Pulmonary artery agenesis should be differentiated from chronic thromboembolic occlusion, pulmonary artery hypoplasia, and postsurgical loss. Agenesis is characterized by congenital absence of the pulmonary artery from its origin, without a proximal stump, often with systemic collateral formation. Chronic thromboembolic disease typically shows residual arterial stumps or intraluminal thrombus, whereas postsurgical loss is suggested by prior intervention and operative changes. Hypoplastic pulmonary arteries are present but significantly reduced in caliber, maintaining continuity with the pulmonary trunk.
4.5. Management
Treatment approaches range from conservative management in asymptomatic cases to surgical and endovascular interventions in severe presentations. The overall mortality rate was reported as 7% [5], highlighting the importance of early detection and appropriate management. Pharmacological management of pulmonary hypertension using vasodilators and long‐term oxygen therapy for chronic hypoxemia is preferred [14]. Pneumonectomy or lobectomy was performed in 8% of patients, typically for recurrent hemoptysis or intractable infections. Revascularization of hidden pulmonary arteries was attempted in 7% of cases to improve pulmonary blood flow and alleviate symptoms [5]. Embolization of systemic‐to‐pulmonary collaterals is considered for massive hemoptysis.

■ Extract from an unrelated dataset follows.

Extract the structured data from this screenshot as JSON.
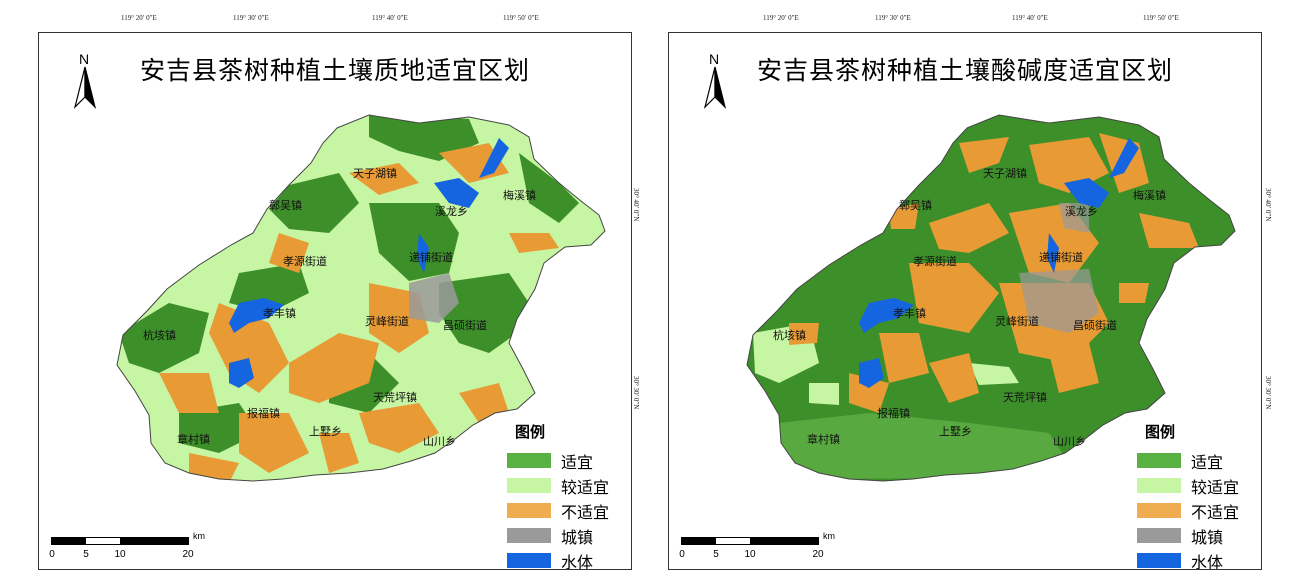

4.6. What Makes This Case Noteworthy and Comparison With Major Series
This case is notable for late presentation (55 years) with hypoxemia and pulmonary hypertension, and for extensive systemic collateral supply including a subdiaphragmatic collateral arising from the celiac artery. In the large review by Bockeria et al., right‐sided UPAA was more common, consistent with our patient, and coronary–bronchial communications were described as an additional collateral pathway [6]. Ten Harkel et al. emphasized the importance of follow‐up, reporting pulmonary hypertension development in 44% of patients over time [5], which aligns with our patient′s presentation. The combination of adult diagnosis, pulmonary hypertension, and prominent systemic collaterals underscores the importance of CT angiography and angiographic confirmation in adult patients with unexplained pulmonary hypertension or hypoxemia.
5. Conclusion
Unilateral pulmonary artery agenesis is a rare cause of recurrent respiratory infections, hemoptysis, or pulmonary hypertension, and only a minority of patients remain asymptomatic into adulthood. Diagnosis can be established through chest radiography and contrast‐enhanced CT, whereas catheter pulmonary angiography remains the gold standard despite its invasive nature. In cases where large collateral arteries lead to pulmonary hypertension or hemoptysis, embolization techniques can be employed. Early diagnosis can prevent deterioration and mitigate potentially severe effects related to heavy exertion, sudden high‐altitude exposure, or pregnancy in an undiagnosed individual.
Funding
No funding was received for this manuscript.
Conflicts of Interest
The authors declare no conflicts of interest.